春の苦労 その2



だいたい、家の影になっているところにスイセンが植えてあって(引っ越した時からあったのよ)日当たりのいい方には何も植えてない。植木のあいだの狭いところにはツツジが申し分けなさそうに植えてある。家を建てた時は苗が小さかったため、十分な隙間を空けずに植えてしまったのだろう。ツツジは大きくなれず、元気がない。だから、我が家は決して見栄えのする方ではない。大家のリンが「私は庭の手入れが苦手でね。今の家は母がしてくれているので助かるわ!」と言っていたけれど、確かに手をかけている家とはまるっきり違うのだ。。おとうが「その気」になっている今、庭の手入れをした方がよい。で、私はある日の午後、草むしりに励んだのだった。

バックヤードにはいつのまにか「ホトケノザ」に似た草がごっそりと生えていた。片っ端から引っこ抜く。タンポポも抜くことにする。母が必死に草むしりをしているというのに、ガキンチョはテイラーも交えてサッカーをしている。情けないほど貧弱なサッカーなので私は悠々と草むしりを続ける。時折ボールが転がってくるのを片足をヒョイッと上げてよけてみせる。ガキンチョはしきりに感心するが、はっきり言って、私がよけられるくらいにしかボールを蹴れないガキンチョが情けない。

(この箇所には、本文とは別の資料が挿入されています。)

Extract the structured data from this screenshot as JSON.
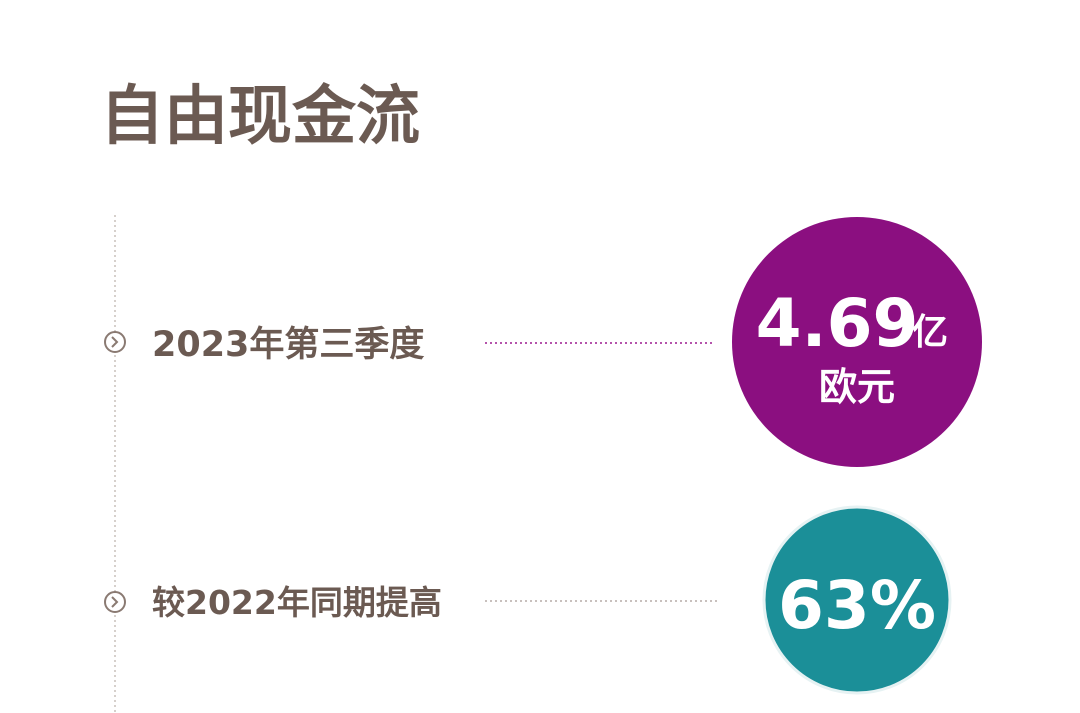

かくして、3時間に及ぶ草むしりを終えて家に入ると、鼻がむずむずする。くしゃみが立て続けに出て、その後はピタッと蓋をしたように鼻が詰まってしまった。「鼻で息が出来なきゃ、口ですりゃあいい。」という理論はわかるけれど、どうやら咽も脹れたらしい。息苦しいのだ。かつてひどい花粉症だったことがある。出産と育児に追われるうちにすっかり忘れてしまったのだけれど、これ、立派な花粉症だわよ。

その日、耳まで聞こえにくいような痛いような、ひどい状態になって、私は生きた心地がしなかった。翌日から徐々にマシになってきたので、医者へは行かずにオーバーザカウンターの薬でしのいでいる。花粉症とはいえ、庭の手入れはまだまだ終わっちゃいないのよ。フロントヤードの雑草だらけの所を花でいっぱいにするとおとうは息巻いている。沈丁花とサクラを植える穴を掘ってから、おとうはこれといった活躍をしていない。あれをやれ、これをしておけ、と言った指示は出すのだけれど。ダンナが連日庭の手入れに勤しんでいるお隣りを恨めしく眺めながら、私はマスクをしてせっせと草むしりに励んでいる。